The drop in valuations for the selected banks could have been much worse if there was no intervention from central banks. The immediate measures taken by regulators to ease restrictions on liquidity and capital, banks have proved beneficial. Although the measures put in place by authorities helped banks, they still face some immediate pressures on their capital and liquidity position, as the length and severity of the outbreak remain uncertain.

At the same time, banks also requested regulators to ease capital requirements. For example, the US Securities and Exchange Commission (SEC), proactively granted relief for regulatory financial reporting to companies affected by the health crisis.

Customers began seeking financial relief, and regulators encouraged them to help them. To salvage the situation, most banks began initiating several measures like testing and implementing business contingency plans, which include alternative workplace arrangements like split work sites, working from home, and rotating shifts for all employees. Most banks turned to virtual operations in serving customers as people stayed at home to curb the spread of the virus.

Notably, the provision of technological innovation played a key role in guaranteeing the business continuity of the banks. Some firms also resorted to the activation and enhancement of robotics solutions or artificial intelligence. Notably, the shift proved costly for some institutions that were not prepared for such a crisis.

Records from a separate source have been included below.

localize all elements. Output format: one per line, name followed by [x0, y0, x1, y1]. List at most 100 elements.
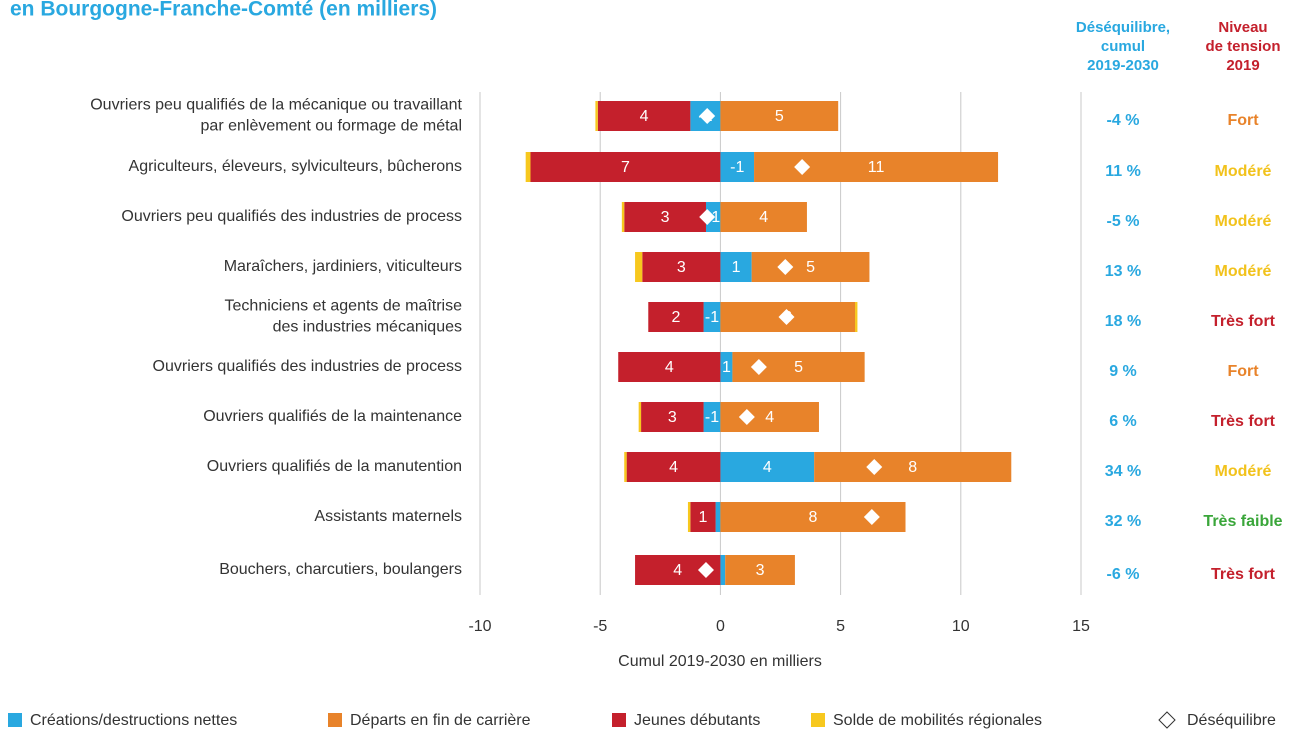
data-label: 5 — [775, 108, 784, 125]
marker — [794, 159, 811, 175]
data-label: 5 — [806, 259, 815, 276]
marker — [699, 209, 716, 225]
column-value: 9 % — [1109, 363, 1137, 380]
category-label: Ouvriers qualifiés des industries de pro… — [153, 358, 462, 375]
bar-segment — [525, 152, 531, 182]
column-value: Très faible — [1203, 513, 1282, 530]
data-label: 4 — [759, 209, 768, 226]
data-label: 4 — [765, 409, 774, 426]
data-label: 3 — [677, 259, 686, 276]
category-label: Ouvriers peu qualifiés de la mécanique o… — [90, 97, 462, 135]
column-header: Niveau de tension 2019 — [1205, 19, 1280, 74]
x-tick-label: 0 — [716, 618, 725, 635]
marker — [863, 509, 880, 525]
legend-swatch — [8, 713, 22, 727]
column-value: 34 % — [1105, 463, 1141, 480]
x-tick-label: -5 — [593, 618, 607, 635]
column-value: 6 % — [1109, 413, 1137, 430]
column-value: 11 % — [1105, 163, 1141, 180]
data-label: -1 — [705, 409, 719, 426]
bar-segment — [618, 352, 721, 382]
data-label: 4 — [640, 108, 649, 125]
data-label: 4 — [665, 359, 674, 376]
bar-segment — [720, 452, 815, 482]
bar-segment — [624, 202, 706, 232]
data-label: 1 — [699, 509, 708, 526]
data-label: 4 — [763, 459, 772, 476]
legend-marker — [1158, 711, 1176, 729]
marker — [697, 562, 714, 578]
column-value: Très fort — [1211, 313, 1276, 330]
data-label: 1 — [732, 259, 741, 276]
category-label: Agriculteurs, éleveurs, sylviculteurs, b… — [129, 158, 462, 175]
legend-label: Jeunes débutants — [634, 712, 760, 729]
bar-segment — [642, 252, 721, 282]
legend-label: Créations/destructions nettes — [30, 712, 237, 729]
bar-segment — [648, 302, 704, 332]
column-value: -6 % — [1107, 566, 1140, 583]
x-tick-label: 5 — [836, 618, 845, 635]
marker — [866, 459, 883, 475]
marker — [738, 409, 755, 425]
x-tick-label: 10 — [952, 618, 970, 635]
data-label: 7 — [621, 159, 630, 176]
category-label: Techniciens et agents de maîtrise des ind… — [225, 298, 463, 336]
marker — [777, 259, 794, 275]
bar-segment — [720, 202, 807, 232]
column-value: Modéré — [1215, 463, 1272, 480]
bar-segment — [814, 452, 1012, 482]
column-value: -4 % — [1107, 112, 1140, 129]
column-value: 32 % — [1105, 513, 1141, 530]
data-label: 1 — [722, 359, 731, 376]
bar-segment — [720, 252, 752, 282]
bar-segment — [626, 452, 721, 482]
bar-segment — [725, 555, 795, 585]
column-value: Fort — [1227, 112, 1259, 129]
bar-segment — [530, 152, 721, 182]
legend-label: Départs en fin de carrière — [350, 712, 531, 729]
column-value: Très fort — [1211, 413, 1276, 430]
column-value: Fort — [1227, 363, 1259, 380]
data-label: 11 — [868, 159, 885, 176]
column-value: -5 % — [1107, 213, 1140, 230]
data-label: 3 — [661, 209, 670, 226]
data-label: 4 — [669, 459, 678, 476]
bar-segment — [720, 152, 755, 182]
column-value: Modéré — [1215, 213, 1272, 230]
data-label: 5 — [794, 359, 803, 376]
legend-swatch — [612, 713, 626, 727]
bar-segment — [720, 352, 733, 382]
bar-segment — [635, 252, 643, 282]
bar-segment — [703, 302, 721, 332]
bar-segment — [720, 555, 726, 585]
bar-segment — [641, 402, 704, 432]
bar-segment — [621, 202, 625, 232]
bar-segment — [715, 502, 721, 532]
bar-segment — [720, 101, 839, 131]
bar-segment — [624, 452, 627, 482]
column-value: 13 % — [1105, 263, 1141, 280]
data-label: -1 — [705, 309, 719, 326]
data-label: 3 — [668, 409, 677, 426]
bar-segment — [597, 101, 691, 131]
legend-label: Déséquilibre — [1187, 712, 1276, 729]
data-label: 8 — [908, 459, 917, 476]
x-axis-label: Cumul 2019-2030 en milliers — [618, 653, 822, 670]
bar-segment — [595, 101, 598, 131]
category-label: Ouvriers peu qualifiés des industries de… — [121, 208, 462, 225]
bar-segment — [690, 502, 716, 532]
legend-swatch — [328, 713, 342, 727]
category-label: Ouvriers qualifiés de la manutention — [207, 458, 462, 475]
column-value: Modéré — [1215, 163, 1272, 180]
category-label: Assistants maternels — [314, 508, 462, 525]
data-label: 3 — [756, 562, 765, 579]
bar-segment — [703, 402, 721, 432]
legend-label: Solde de mobilités régionales — [833, 712, 1042, 729]
bar-segment — [751, 252, 870, 282]
column-value: 18 % — [1105, 313, 1141, 330]
bar-segment — [687, 502, 691, 532]
chart-title: en Bourgogne-Franche-Comté (en milliers) — [10, 0, 437, 21]
bar-segment — [720, 402, 819, 432]
x-tick-label: -10 — [468, 618, 491, 635]
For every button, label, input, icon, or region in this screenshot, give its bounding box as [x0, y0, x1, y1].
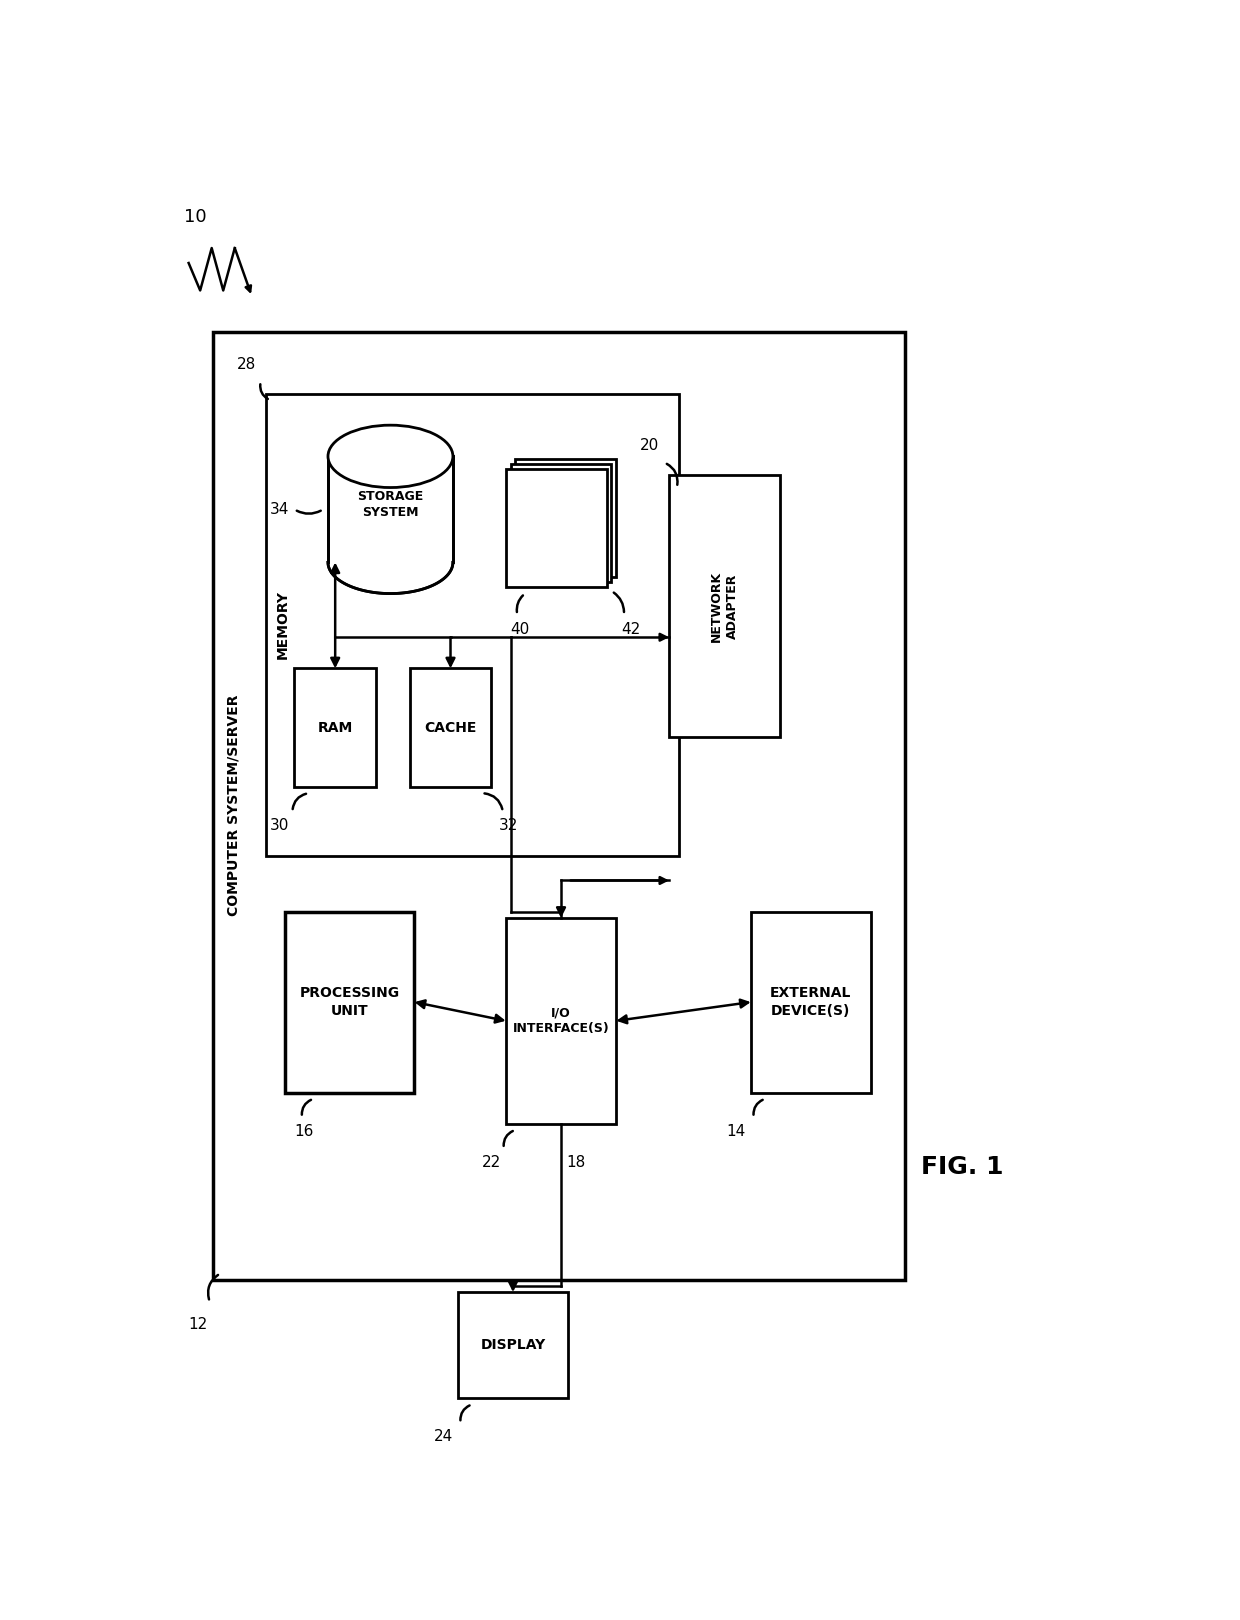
Text: COMPUTER SYSTEM/SERVER: COMPUTER SYSTEM/SERVER — [227, 695, 241, 917]
Text: NETWORK
ADAPTER: NETWORK ADAPTER — [709, 570, 739, 642]
Text: 12: 12 — [188, 1317, 208, 1332]
Text: RAM: RAM — [317, 721, 353, 734]
Text: I/O
INTERFACE(S): I/O INTERFACE(S) — [512, 1006, 609, 1035]
Text: 30: 30 — [270, 818, 289, 833]
Bar — [285, 912, 414, 1092]
Bar — [265, 394, 678, 855]
Text: PROCESSING
UNIT: PROCESSING UNIT — [300, 987, 399, 1017]
Text: 34: 34 — [270, 502, 290, 517]
Text: 20: 20 — [640, 437, 660, 452]
Text: 24: 24 — [434, 1429, 453, 1445]
Text: 18: 18 — [565, 1155, 585, 1170]
Text: 16: 16 — [294, 1124, 314, 1139]
Text: 22: 22 — [481, 1155, 501, 1170]
Text: 28: 28 — [237, 356, 255, 371]
Text: CACHE: CACHE — [424, 721, 476, 734]
Bar — [506, 919, 616, 1124]
Text: MEMORY: MEMORY — [275, 590, 290, 659]
Bar — [511, 463, 611, 582]
Bar — [458, 1293, 568, 1398]
Polygon shape — [327, 457, 453, 593]
Bar — [751, 912, 870, 1092]
Text: STORAGE
SYSTEM: STORAGE SYSTEM — [357, 489, 424, 518]
Text: EXTERNAL
DEVICE(S): EXTERNAL DEVICE(S) — [770, 987, 852, 1017]
Bar — [670, 475, 780, 737]
Bar — [516, 458, 616, 577]
Text: FIG. 1: FIG. 1 — [921, 1155, 1003, 1179]
Ellipse shape — [327, 424, 453, 488]
Text: 32: 32 — [498, 818, 518, 833]
Text: 14: 14 — [727, 1124, 746, 1139]
Text: 42: 42 — [621, 622, 640, 637]
Bar — [409, 669, 491, 787]
Text: DISPLAY: DISPLAY — [480, 1338, 546, 1353]
Text: 40: 40 — [511, 622, 529, 637]
Bar — [294, 669, 376, 787]
Text: 10: 10 — [184, 207, 206, 225]
Bar — [506, 468, 606, 588]
Bar — [213, 332, 904, 1280]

The future of banking post-coronavirus

The pandemic has also accelerated the shift towards digital banking especially with concerns over handling physical money. For example in the US, the Federal Financial Institutions Examination Council ordered banks to test their online systems’ capacity to handle an influx of digital banking customers.

After the pandemic, most banks should leverage on digital banking to keep their business afloat. Traditional banks that take lessons from digital financial institutions will find themselves more prepared to compete with challenger banks even after the coronavirus pandemic. Before the pandemic, challenger banks were already on the rise, posing a great competition for traditional banks.

Early indicators show that most banks will struggle to generate profits due to a sustained period of low-interest rates in the course of the health crisis. Despite the gloom future in regards to profitability, banks need to start plotting their post-COVID-19 future.

Banks will need to adapt to a new customer norm with new business models as well as rethink what drives brand loyalty. Restructure the addressable market to grow beyond the core. Most importantly banks will need to validate long-standing business assumptions. Long-held assumptions that have underpinned the banking business model may vary.